Selling the property comes with a few challenges. For one, banks tend to want to provide housing loans for properties that have fewer than 10 acres – what Deb says you would find with a typical home. At more than 200 acres, banks want to categorize the property as farmland, which requires different types of loans.

Cliff Lewis works at Coldwell Banker Hearthside Realtors in Allentown and specializes in buying and selling historic homes in the Lehigh Valley. With a property like the Dershems', he said, banks want to value the home and not so much the land.

“So let's pretend you have a 1,200-square-foot Cape Cod on 50 acres, and you want $1 million dollars because of the land," Lewis said. "The bank is going to tell that buyer, 'Hey the house isn't worth a million dollars. The land might be but we don't lend money on the land. We lend money on the house.’”

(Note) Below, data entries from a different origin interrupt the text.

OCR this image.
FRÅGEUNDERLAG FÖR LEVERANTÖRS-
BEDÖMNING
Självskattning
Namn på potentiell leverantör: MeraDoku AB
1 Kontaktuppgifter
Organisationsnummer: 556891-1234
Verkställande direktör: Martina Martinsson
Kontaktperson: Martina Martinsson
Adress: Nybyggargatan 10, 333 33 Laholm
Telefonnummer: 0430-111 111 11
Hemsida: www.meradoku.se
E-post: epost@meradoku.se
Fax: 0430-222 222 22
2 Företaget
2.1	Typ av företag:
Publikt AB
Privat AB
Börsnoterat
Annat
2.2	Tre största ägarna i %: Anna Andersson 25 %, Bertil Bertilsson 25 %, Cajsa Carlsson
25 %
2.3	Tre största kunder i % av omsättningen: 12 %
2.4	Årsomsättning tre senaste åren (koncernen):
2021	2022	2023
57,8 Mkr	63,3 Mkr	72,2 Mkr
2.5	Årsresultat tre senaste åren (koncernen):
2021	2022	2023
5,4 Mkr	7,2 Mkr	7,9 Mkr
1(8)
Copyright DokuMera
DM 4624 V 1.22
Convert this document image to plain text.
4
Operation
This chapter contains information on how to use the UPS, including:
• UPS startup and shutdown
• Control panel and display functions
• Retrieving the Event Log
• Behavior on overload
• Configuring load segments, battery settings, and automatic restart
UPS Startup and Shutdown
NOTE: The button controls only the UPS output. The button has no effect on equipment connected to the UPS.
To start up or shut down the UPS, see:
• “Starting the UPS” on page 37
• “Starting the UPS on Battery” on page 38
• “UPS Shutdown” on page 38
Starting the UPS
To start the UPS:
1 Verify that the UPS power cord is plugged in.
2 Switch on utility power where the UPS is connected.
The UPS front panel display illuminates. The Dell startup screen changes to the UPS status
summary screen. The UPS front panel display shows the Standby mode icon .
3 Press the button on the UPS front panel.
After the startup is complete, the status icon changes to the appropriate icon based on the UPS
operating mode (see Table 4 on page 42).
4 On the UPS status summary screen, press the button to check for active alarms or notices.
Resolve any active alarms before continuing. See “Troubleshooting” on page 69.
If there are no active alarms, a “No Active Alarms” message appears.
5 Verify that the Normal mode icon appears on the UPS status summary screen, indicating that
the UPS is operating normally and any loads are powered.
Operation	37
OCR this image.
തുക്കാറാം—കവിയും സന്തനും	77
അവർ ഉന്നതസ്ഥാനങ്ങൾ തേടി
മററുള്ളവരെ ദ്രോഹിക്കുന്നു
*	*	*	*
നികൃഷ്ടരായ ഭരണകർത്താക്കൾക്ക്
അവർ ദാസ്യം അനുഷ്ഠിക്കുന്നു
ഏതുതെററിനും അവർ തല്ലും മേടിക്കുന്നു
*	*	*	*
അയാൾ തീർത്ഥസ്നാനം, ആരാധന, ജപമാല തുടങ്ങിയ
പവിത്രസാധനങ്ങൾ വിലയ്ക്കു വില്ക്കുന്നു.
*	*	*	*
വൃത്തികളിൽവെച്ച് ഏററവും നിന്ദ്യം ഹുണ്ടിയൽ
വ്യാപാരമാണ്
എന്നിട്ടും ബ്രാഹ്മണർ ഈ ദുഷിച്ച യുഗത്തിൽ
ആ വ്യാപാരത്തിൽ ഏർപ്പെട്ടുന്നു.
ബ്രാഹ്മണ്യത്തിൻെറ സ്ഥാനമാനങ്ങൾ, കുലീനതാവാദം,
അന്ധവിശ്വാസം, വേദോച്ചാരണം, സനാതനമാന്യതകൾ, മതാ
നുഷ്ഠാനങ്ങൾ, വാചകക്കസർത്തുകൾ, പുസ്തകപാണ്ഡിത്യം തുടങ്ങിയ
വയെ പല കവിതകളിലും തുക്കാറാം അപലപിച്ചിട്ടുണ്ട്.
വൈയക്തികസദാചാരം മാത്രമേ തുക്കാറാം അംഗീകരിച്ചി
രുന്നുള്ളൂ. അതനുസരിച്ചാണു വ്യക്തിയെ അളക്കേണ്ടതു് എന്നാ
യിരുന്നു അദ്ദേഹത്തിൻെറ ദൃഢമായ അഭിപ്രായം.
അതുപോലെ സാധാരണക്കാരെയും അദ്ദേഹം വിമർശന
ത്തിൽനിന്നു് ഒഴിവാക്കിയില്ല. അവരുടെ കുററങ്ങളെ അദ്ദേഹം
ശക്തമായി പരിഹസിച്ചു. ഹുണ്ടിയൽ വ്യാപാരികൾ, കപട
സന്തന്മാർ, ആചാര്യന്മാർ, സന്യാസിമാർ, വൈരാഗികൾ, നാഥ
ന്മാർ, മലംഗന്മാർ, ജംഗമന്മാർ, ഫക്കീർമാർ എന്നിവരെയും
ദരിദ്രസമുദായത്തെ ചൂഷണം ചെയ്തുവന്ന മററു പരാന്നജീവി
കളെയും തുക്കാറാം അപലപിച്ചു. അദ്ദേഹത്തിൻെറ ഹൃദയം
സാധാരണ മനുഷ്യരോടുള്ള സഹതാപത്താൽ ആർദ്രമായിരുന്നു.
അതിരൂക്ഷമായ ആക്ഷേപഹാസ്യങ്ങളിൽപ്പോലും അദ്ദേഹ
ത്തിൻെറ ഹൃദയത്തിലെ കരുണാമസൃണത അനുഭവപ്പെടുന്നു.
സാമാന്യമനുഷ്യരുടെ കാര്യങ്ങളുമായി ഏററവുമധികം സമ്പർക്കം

Lewis said that typically when people buy historic homes, they tend to want to buy another. The Dershems fit that category.

They are looking to move to Virginia, where they might buy a beachfront home. They have visions of an old-world coastal roundhouse that will take less than a half hour to vacuum, as opposed to the three-hour floor cleaning they endure now.

Water and Wings/IMG_4913.jpg
Olivia Richardson
/
LehighValleyNews.com
A bit of the circle of life can be seen on the property.

In the meantime, they are selling the Zionsville home in the hopes that someone will want to fix the remaining properties they have not been able to get to.

The Dershems had a family looking to buy but were concerned about their older parents being unable to make certain steps in the living room.

Another buyer was interested and had the Dershems take the property off the market, but they said the deal fell through.

Mostly, the Dershems are looking for someone who appreciates the work that goes into maintaining and nurturing a place like the one they have.

“The difficulty and the beauty of selling the home [are] knowing what you have invested in it," Jeff said.